Does this mean that there are no lessons to be learned here?  No.  Companies clearly need to focus attention on cooperating with and responding to government investigations.  HHS gave Cignet multiple chances to respond and address the complaints.  This seems to mean that, rather than ushering in a new era, HHS still intends to allow companies to address complaints and resolve problems rather than moving quickly to punishment.  There is nothing-even about the Cignet result-that indicates HHS will be acting any way other than carefully and deliberately. 

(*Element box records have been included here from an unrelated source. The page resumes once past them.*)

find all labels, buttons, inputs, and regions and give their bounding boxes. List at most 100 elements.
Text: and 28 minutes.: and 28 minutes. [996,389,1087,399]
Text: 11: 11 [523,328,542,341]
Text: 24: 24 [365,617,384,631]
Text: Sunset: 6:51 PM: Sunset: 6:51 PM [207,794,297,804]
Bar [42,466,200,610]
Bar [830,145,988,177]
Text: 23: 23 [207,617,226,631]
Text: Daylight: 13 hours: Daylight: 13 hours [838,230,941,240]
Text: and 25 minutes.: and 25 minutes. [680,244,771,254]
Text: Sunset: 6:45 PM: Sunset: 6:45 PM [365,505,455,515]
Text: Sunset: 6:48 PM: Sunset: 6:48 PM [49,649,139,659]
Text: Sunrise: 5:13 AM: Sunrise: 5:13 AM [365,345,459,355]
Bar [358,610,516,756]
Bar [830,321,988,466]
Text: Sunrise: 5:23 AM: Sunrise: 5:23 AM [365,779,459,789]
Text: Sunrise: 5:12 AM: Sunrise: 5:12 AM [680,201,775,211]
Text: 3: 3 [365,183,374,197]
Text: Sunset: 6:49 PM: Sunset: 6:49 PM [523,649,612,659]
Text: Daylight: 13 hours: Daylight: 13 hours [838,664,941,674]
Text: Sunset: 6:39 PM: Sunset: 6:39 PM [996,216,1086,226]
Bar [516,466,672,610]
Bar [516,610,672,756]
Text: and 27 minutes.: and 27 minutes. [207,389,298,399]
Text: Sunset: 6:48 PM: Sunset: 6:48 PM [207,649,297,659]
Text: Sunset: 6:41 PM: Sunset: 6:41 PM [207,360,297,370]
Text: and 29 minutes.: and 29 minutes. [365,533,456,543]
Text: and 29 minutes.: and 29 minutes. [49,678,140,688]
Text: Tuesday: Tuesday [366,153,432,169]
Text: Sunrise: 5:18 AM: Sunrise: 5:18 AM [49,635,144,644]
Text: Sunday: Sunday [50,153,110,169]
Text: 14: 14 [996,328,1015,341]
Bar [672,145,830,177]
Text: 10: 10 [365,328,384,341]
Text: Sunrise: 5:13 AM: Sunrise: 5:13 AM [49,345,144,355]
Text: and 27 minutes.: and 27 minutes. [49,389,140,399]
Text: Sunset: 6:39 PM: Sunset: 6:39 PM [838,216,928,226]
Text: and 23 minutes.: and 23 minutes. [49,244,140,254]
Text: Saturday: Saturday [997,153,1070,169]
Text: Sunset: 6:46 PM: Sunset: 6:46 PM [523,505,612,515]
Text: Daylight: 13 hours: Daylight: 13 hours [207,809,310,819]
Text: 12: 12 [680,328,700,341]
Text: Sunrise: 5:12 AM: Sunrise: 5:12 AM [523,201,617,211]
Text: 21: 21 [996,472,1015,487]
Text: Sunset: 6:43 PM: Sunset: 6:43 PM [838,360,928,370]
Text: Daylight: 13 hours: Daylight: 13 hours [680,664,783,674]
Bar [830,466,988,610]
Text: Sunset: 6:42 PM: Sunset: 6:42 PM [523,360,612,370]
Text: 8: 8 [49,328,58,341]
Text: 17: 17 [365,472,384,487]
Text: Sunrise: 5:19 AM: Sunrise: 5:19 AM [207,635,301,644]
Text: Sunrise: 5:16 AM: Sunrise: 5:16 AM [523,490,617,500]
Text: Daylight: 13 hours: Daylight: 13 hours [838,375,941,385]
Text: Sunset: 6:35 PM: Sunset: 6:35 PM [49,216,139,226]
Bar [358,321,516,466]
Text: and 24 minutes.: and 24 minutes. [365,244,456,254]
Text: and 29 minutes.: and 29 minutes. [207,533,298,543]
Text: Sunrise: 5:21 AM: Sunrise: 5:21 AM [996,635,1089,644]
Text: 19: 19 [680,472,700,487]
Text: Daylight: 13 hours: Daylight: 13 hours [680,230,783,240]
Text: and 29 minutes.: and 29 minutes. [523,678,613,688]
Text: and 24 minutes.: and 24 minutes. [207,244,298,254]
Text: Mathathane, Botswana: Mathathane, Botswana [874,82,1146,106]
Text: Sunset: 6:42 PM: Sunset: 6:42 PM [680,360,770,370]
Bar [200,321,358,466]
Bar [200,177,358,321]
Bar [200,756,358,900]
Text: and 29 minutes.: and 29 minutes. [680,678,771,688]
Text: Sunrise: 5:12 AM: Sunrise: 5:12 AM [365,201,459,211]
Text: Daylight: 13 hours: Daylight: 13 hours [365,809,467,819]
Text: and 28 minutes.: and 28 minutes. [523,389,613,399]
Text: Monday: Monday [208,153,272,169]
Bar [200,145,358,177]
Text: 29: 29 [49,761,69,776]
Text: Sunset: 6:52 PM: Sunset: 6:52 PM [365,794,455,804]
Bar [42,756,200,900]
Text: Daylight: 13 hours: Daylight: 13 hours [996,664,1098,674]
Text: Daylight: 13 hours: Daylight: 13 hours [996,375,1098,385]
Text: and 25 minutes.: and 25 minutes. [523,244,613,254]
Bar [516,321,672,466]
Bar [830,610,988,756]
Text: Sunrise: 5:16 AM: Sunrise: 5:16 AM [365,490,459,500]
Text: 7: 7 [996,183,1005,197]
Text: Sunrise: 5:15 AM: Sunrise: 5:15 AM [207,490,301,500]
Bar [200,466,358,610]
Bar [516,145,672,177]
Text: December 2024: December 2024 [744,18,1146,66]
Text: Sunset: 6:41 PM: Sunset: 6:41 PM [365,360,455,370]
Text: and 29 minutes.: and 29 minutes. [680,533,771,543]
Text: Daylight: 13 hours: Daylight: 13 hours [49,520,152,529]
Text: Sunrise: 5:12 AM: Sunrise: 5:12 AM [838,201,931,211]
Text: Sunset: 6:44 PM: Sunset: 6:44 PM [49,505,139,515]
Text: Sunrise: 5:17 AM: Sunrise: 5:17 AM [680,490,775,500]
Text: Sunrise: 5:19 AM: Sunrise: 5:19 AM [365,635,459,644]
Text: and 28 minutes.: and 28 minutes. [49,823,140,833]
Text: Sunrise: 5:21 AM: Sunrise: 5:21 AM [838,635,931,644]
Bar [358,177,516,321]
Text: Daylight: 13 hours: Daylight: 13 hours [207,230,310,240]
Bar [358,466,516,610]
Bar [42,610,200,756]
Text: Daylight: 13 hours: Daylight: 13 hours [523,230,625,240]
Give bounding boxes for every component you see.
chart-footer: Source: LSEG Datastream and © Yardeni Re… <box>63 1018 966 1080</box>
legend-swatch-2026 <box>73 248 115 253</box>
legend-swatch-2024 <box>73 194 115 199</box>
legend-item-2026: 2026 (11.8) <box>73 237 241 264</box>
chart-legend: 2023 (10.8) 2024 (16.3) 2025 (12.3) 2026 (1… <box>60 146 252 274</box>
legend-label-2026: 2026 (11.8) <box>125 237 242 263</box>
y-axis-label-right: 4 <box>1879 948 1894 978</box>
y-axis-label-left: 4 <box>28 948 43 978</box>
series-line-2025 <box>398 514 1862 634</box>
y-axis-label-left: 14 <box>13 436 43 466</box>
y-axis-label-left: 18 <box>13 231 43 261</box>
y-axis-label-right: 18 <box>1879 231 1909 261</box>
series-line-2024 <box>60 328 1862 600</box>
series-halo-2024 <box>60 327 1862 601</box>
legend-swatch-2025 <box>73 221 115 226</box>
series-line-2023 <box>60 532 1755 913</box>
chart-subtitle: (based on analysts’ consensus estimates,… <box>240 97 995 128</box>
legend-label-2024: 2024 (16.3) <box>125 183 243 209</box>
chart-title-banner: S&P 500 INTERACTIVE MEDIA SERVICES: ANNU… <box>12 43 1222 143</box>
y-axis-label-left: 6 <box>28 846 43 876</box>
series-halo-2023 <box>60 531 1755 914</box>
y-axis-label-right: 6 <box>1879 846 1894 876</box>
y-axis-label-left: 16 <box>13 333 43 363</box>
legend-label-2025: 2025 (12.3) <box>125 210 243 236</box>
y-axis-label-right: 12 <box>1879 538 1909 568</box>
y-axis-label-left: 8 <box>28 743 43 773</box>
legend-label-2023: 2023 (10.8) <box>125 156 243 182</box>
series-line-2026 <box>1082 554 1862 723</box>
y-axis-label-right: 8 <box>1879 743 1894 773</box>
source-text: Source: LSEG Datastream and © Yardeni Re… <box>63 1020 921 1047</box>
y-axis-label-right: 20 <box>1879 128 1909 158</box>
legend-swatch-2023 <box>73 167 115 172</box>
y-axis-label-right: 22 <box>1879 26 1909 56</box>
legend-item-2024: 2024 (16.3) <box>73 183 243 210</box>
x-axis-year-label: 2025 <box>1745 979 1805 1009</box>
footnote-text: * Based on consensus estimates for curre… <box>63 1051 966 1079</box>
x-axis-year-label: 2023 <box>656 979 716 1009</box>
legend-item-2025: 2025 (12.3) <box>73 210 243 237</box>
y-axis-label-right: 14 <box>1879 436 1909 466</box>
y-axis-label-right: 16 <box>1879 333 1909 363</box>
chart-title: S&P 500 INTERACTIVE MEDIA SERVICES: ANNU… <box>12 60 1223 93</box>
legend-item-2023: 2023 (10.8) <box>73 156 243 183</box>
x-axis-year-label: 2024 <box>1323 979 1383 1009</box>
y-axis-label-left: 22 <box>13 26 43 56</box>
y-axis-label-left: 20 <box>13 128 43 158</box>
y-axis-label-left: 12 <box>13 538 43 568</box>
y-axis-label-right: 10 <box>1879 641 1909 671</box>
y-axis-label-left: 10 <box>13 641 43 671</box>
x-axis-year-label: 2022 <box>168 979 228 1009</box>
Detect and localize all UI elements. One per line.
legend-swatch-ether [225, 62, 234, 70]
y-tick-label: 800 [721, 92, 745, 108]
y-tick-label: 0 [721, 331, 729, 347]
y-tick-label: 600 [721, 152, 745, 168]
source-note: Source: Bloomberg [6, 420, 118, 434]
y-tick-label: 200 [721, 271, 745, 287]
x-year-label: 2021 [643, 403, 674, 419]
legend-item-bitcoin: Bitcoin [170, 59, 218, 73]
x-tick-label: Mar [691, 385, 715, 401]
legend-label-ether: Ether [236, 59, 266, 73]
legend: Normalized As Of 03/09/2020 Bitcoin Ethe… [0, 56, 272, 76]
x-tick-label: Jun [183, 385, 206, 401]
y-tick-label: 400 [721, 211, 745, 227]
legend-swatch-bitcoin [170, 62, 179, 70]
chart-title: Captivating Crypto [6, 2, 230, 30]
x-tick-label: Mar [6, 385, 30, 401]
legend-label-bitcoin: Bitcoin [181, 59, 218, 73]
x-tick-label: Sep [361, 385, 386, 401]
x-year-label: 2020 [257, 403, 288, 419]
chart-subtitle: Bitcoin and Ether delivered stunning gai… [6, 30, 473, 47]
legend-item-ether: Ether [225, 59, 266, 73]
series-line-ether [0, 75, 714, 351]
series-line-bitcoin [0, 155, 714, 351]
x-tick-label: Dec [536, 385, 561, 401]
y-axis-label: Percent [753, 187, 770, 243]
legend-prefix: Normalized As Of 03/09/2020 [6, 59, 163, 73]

So while we may look back on this as the start of a new era, it is more likely that this will be an outlier, and that it will serve simply as a reminder to companies about the importance of cooperating with government investigations, even when you have done something wrong.  It doesn't mean that companies shouldn't take their HIPAA responsibilities seriously-they should, and this includes all of the changes flowing from the upcoming HITECH rules.  But the Cignet case shouldn't lead to panic, and should encourage companies to act reasonably and responsibly, both in developing appropriate HIPAA compliance policies and in responding to government investigations.